We will iterate over the Strip frame, find each grid that it intersects, and extract the data for those grids.

#### Function to Find Raster-Grid Intersections

In [10]:
def find_grid_intersections(raster):
    '''
    Given a row (Strip raster) of the index, this function returns a list of the grids it intersects.
    '''
    
    intersection = []
    for _, grid in grids.iterrows():
        if grid['geometry'].intersects(raster['geometry']):
            intersection.append(grid)
    return intersection

#### Function to Download DEM to Temp Storage, Open, and Delete (Backup Option)

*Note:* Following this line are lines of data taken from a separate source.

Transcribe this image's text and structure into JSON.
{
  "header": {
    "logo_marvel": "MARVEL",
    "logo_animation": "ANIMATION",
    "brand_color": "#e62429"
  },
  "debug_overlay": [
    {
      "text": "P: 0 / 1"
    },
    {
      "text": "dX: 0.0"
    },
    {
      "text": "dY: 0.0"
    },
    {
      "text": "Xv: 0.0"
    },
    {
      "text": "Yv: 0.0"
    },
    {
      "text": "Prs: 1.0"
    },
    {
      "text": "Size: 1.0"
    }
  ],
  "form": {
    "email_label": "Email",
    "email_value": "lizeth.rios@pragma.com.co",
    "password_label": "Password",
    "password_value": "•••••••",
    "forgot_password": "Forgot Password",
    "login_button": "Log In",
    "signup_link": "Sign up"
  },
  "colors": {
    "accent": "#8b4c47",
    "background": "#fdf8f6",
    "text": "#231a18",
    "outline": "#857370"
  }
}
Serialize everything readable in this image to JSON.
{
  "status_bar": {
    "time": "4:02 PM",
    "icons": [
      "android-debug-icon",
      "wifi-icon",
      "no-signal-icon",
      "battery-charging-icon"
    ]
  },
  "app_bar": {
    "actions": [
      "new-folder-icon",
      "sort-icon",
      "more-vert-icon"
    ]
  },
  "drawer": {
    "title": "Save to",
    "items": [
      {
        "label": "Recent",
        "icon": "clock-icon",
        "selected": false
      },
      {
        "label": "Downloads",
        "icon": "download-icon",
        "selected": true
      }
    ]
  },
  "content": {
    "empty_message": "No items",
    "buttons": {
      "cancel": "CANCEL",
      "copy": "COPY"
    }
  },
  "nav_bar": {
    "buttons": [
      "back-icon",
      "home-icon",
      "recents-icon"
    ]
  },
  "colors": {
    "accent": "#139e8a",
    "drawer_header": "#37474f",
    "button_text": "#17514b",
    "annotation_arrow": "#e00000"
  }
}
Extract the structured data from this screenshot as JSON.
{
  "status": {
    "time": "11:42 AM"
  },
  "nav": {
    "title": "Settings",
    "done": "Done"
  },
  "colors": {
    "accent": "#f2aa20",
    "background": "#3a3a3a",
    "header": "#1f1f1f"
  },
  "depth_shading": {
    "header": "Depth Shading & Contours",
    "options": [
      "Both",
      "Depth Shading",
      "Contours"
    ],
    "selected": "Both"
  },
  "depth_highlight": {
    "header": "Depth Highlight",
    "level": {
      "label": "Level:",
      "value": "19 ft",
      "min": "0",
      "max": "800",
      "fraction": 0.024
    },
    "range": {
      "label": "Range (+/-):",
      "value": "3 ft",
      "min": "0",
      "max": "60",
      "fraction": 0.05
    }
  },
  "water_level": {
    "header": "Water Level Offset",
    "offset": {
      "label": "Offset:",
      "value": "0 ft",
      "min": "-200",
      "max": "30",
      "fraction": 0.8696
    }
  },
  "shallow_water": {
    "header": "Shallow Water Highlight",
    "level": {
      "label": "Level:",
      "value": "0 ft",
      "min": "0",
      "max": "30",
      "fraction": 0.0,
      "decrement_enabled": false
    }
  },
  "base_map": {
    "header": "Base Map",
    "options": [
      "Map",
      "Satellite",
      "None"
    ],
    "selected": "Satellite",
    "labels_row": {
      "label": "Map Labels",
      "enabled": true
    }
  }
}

This function will only run if rasterio fails to open the DEM remotely.

In [1]:
def open_dem(raster):
    '''
    downloads file to temporary storage and then extracts the DEM, deleting afterwards
    This is used if opening with RasterIO fails    
    '''
    tempfile = urllib.request.urlretrieve(raster['fileurl'], filename=None)[0]
    
    tar = tarfile.open(tempfile)
    tar.extract(raster.name + '_dem.tif')
    src = rio.open('./' + raster.name + '_dem.tif')
    os.remove('./' + raster.name + '_dem.tif')
    return src

#### Function to Create Grid Rasters

In [2]:
def mask_grids(raster, overwrite=False):
    rio_url = 'tar+' + raster['fileurl'] + '!' + raster.name + '_dem.tif'
    try:
        src = rio.open(rio_url)
    except:  # sometimes the file fails to open
        src = open_dem(raster)
  
    for grid in find_grid_intersections(raster):
        out_dir = './data/grids_01_30_2020/' + str(grid.name) + '/'
        if not os.path.exists(out_dir):
            os.makedirs(out_dir)
    
        geo = gpd.GeoDataFrame({'geometry': grid['geometry']}, index=[0], crs=src.crs)
        geo = [json.loads(geo.to_json())['features'][0]['geometry']]
        
        out_img, out_transform = mask(src, shapes=geo, crop=True)
        out_img = np.squeeze(out_img)

        out_meta = src.meta.copy()
        out_meta.update({'driver':'GTiff',
                         'height': 501,
                         'width': 501,
                         'transform': out_transform,
                         'crs': src.crs
                        })
        
        
        msk = np.ma.masked_equal(out_img, src.nodata)
        if np.all(msk.mask):  # If all of the values are True (nodata)
            outfile = out_dir + raster.name + '_NODATA.tif'
        else:
            outfile = out_dir + raster.name + '_dem.tif'

        with rio.open(outfile, 'w', **out_meta) as dst:
            dst.write(out_img, 1)
    return

## Check those failed to open by RasterIO

Some of the rasters failed to open by RasterIO, they are marked as RASTER_NAME + '.txt' in the data directory.

#### Sample Error Message
RasterioIOError: '/vsitar/vsicurl/http://data.pgc.umn.edu/elev/dem/setsm/ArcticDEM/geocell/v3.0/2m/n69w156/SETSM_WV01_20130411_1020010022450500_1020010021AB8500_seg1_2m_v3.0.tar.gz/SETSM_WV01_20130411_1020010022450500_1020010021AB8500_seg1_2m_v3.0_dem.tif' not recognized as a supported file format.

In [24]:
failed = glob.glob('../../data/grids/*.txt')
failed = [x[x.rfind('/')+1:x.rfind('.')] for x in failed]
print(len(failed))
fail_index = index.loc[failed].reset_index()


38


In [27]:
fail_index['sensor'] = fail_index['name'].apply(lambda x: x.split('_')[1])

In [28]:
fail_index['sensor'].value_counts()

WV01    23
WV02     9
W1W2     2
W1W1     2
W2W2     1
WV03     1
Name: sensor, dtype: int64